F = female; GH = recombinant human growth hormone; M = male; MO = months; NR = not reported; RP = retroperitoneum; YR = years.

Conclusion

This case and review of the literature show that the most effective treatment for hypoglycemia due to an IGF-II-secreting sarcoma is complete surgical resection.

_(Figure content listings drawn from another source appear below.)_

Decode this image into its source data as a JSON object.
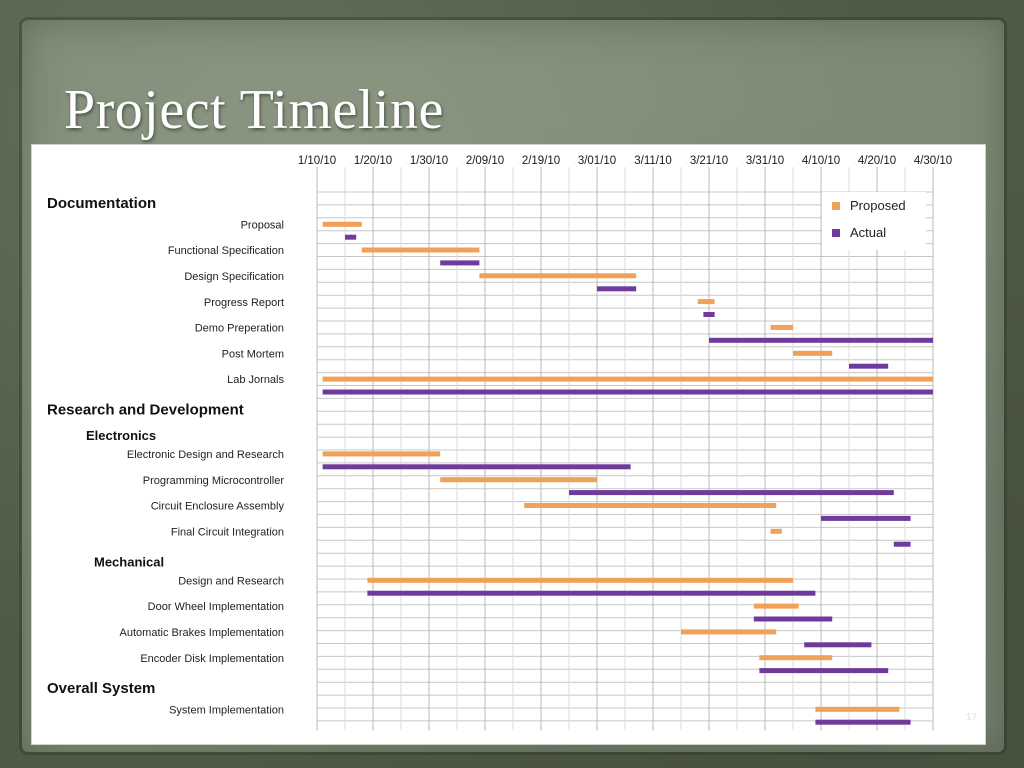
{
  "slide": {
    "title": "Project Timeline",
    "page_number": "17"
  },
  "colors": {
    "proposed": "#f0a057",
    "actual": "#703a9b",
    "grid": "#c8c8c8",
    "background": "#4f5a46"
  },
  "chart_data": {
    "type": "gantt",
    "x_axis": {
      "type": "date",
      "range": [
        "1/10/10",
        "4/30/10"
      ],
      "tick_labels": [
        "1/10/10",
        "1/20/10",
        "1/30/10",
        "2/09/10",
        "2/19/10",
        "3/01/10",
        "3/11/10",
        "3/21/10",
        "3/31/10",
        "4/10/10",
        "4/20/10",
        "4/30/10"
      ],
      "ticks": [
        "2010-01-10",
        "2010-01-20",
        "2010-01-30",
        "2010-02-09",
        "2010-02-19",
        "2010-03-01",
        "2010-03-11",
        "2010-03-21",
        "2010-03-31",
        "2010-04-10",
        "2010-04-20",
        "2010-04-30"
      ],
      "position": "top"
    },
    "grid": true,
    "legend": {
      "placement": "top-right",
      "entries": [
        {
          "name": "Proposed",
          "color": "#f0a057"
        },
        {
          "name": "Actual",
          "color": "#703a9b"
        }
      ]
    },
    "series": [
      {
        "name": "Proposed",
        "color": "#f0a057"
      },
      {
        "name": "Actual",
        "color": "#703a9b"
      }
    ],
    "rows": [
      {
        "kind": "section",
        "label": "Documentation"
      },
      {
        "kind": "task",
        "label": "Proposal",
        "proposed": [
          "2010-01-11",
          "2010-01-18"
        ],
        "actual": [
          "2010-01-15",
          "2010-01-17"
        ]
      },
      {
        "kind": "task",
        "label": "Functional Specification",
        "proposed": [
          "2010-01-18",
          "2010-02-08"
        ],
        "actual": [
          "2010-02-01",
          "2010-02-08"
        ]
      },
      {
        "kind": "task",
        "label": "Design Specification",
        "proposed": [
          "2010-02-08",
          "2010-03-08"
        ],
        "actual": [
          "2010-03-01",
          "2010-03-08"
        ]
      },
      {
        "kind": "task",
        "label": "Progress Report",
        "proposed": [
          "2010-03-19",
          "2010-03-22"
        ],
        "actual": [
          "2010-03-20",
          "2010-03-22"
        ]
      },
      {
        "kind": "task",
        "label": "Demo Preperation",
        "proposed": [
          "2010-04-01",
          "2010-04-05"
        ],
        "actual": [
          "2010-03-21",
          "2010-04-30"
        ]
      },
      {
        "kind": "task",
        "label": "Post Mortem",
        "proposed": [
          "2010-04-05",
          "2010-04-12"
        ],
        "actual": [
          "2010-04-15",
          "2010-04-22"
        ]
      },
      {
        "kind": "task",
        "label": "Lab Jornals",
        "proposed": [
          "2010-01-11",
          "2010-04-30"
        ],
        "actual": [
          "2010-01-11",
          "2010-04-30"
        ]
      },
      {
        "kind": "section",
        "label": "Research and Development"
      },
      {
        "kind": "subsection",
        "label": "Electronics"
      },
      {
        "kind": "task",
        "label": "Electronic Design and Research",
        "proposed": [
          "2010-01-11",
          "2010-02-01"
        ],
        "actual": [
          "2010-01-11",
          "2010-03-07"
        ]
      },
      {
        "kind": "task",
        "label": "Programming Microcontroller",
        "proposed": [
          "2010-02-01",
          "2010-03-01"
        ],
        "actual": [
          "2010-02-24",
          "2010-04-23"
        ]
      },
      {
        "kind": "task",
        "label": "Circuit Enclosure Assembly",
        "proposed": [
          "2010-02-16",
          "2010-04-02"
        ],
        "actual": [
          "2010-04-10",
          "2010-04-26"
        ]
      },
      {
        "kind": "task",
        "label": "Final Circuit Integration",
        "proposed": [
          "2010-04-01",
          "2010-04-03"
        ],
        "actual": [
          "2010-04-23",
          "2010-04-26"
        ]
      },
      {
        "kind": "subsection",
        "label": "Mechanical"
      },
      {
        "kind": "task",
        "label": "Design and Research",
        "proposed": [
          "2010-01-19",
          "2010-04-05"
        ],
        "actual": [
          "2010-01-19",
          "2010-04-09"
        ]
      },
      {
        "kind": "task",
        "label": "Door Wheel Implementation",
        "proposed": [
          "2010-03-29",
          "2010-04-06"
        ],
        "actual": [
          "2010-03-29",
          "2010-04-12"
        ]
      },
      {
        "kind": "task",
        "label": "Automatic Brakes Implementation",
        "proposed": [
          "2010-03-16",
          "2010-04-02"
        ],
        "actual": [
          "2010-04-07",
          "2010-04-19"
        ]
      },
      {
        "kind": "task",
        "label": "Encoder Disk Implementation",
        "proposed": [
          "2010-03-30",
          "2010-04-12"
        ],
        "actual": [
          "2010-03-30",
          "2010-04-22"
        ]
      },
      {
        "kind": "section",
        "label": "Overall System"
      },
      {
        "kind": "task",
        "label": "System Implementation",
        "proposed": [
          "2010-04-09",
          "2010-04-24"
        ],
        "actual": [
          "2010-04-09",
          "2010-04-26"
        ]
      }
    ]
  }
}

If the tumor is not resectable and diet with glucose supplementation do not address the hypoglycemia, glucocorticoids and growth hormone may help in mildly symptomatic patients. Other treatments such as chemotherapy, radiotherapy, tumor embolization and alcohol injections into the tumor have been used but seem to have little effect on hypoglycemia induced by IGF-II secreting soft tissue masses. In summary, we report a case of a 38-year-old who presents with hypoglycemia due to an IGF-II-secreting retroperitoneal undifferentiated mesenchymal tumor that was successfully treated by surgical resection.

Disclosures

No relevant conflict of interests. This work was supported by the Department of Surgery, Saint Louis University School of Medicine. This case report is compliant with the CARE Guidelines (http://www.care-statement.org/).

Conflict of interest

The authors have no disclosures or conflicts of interest related to this manuscript.

Funding

This work was supported by the Department of Surgery, Saint Louis University School of Medicine.

Ethical approval

This is not a research study which requires ethical approval. So, there is no ethical approval.

Author contributions

Jennifer Hawasli drafted the manuscript, and was a resident involved in the surgical resection of the case. Eddy Hsueh was the supervising attending physician of the presented patient. Both Eddy Hsueh and Jacob Hopping were involved in assisting with the review of the literature and editing the manuscript.

Consent

Written informed consent was obtained from the patient for publication of this case report and accompanying images. A copy of the written consent is available for review by the Editor-in-Chief of this journal on request.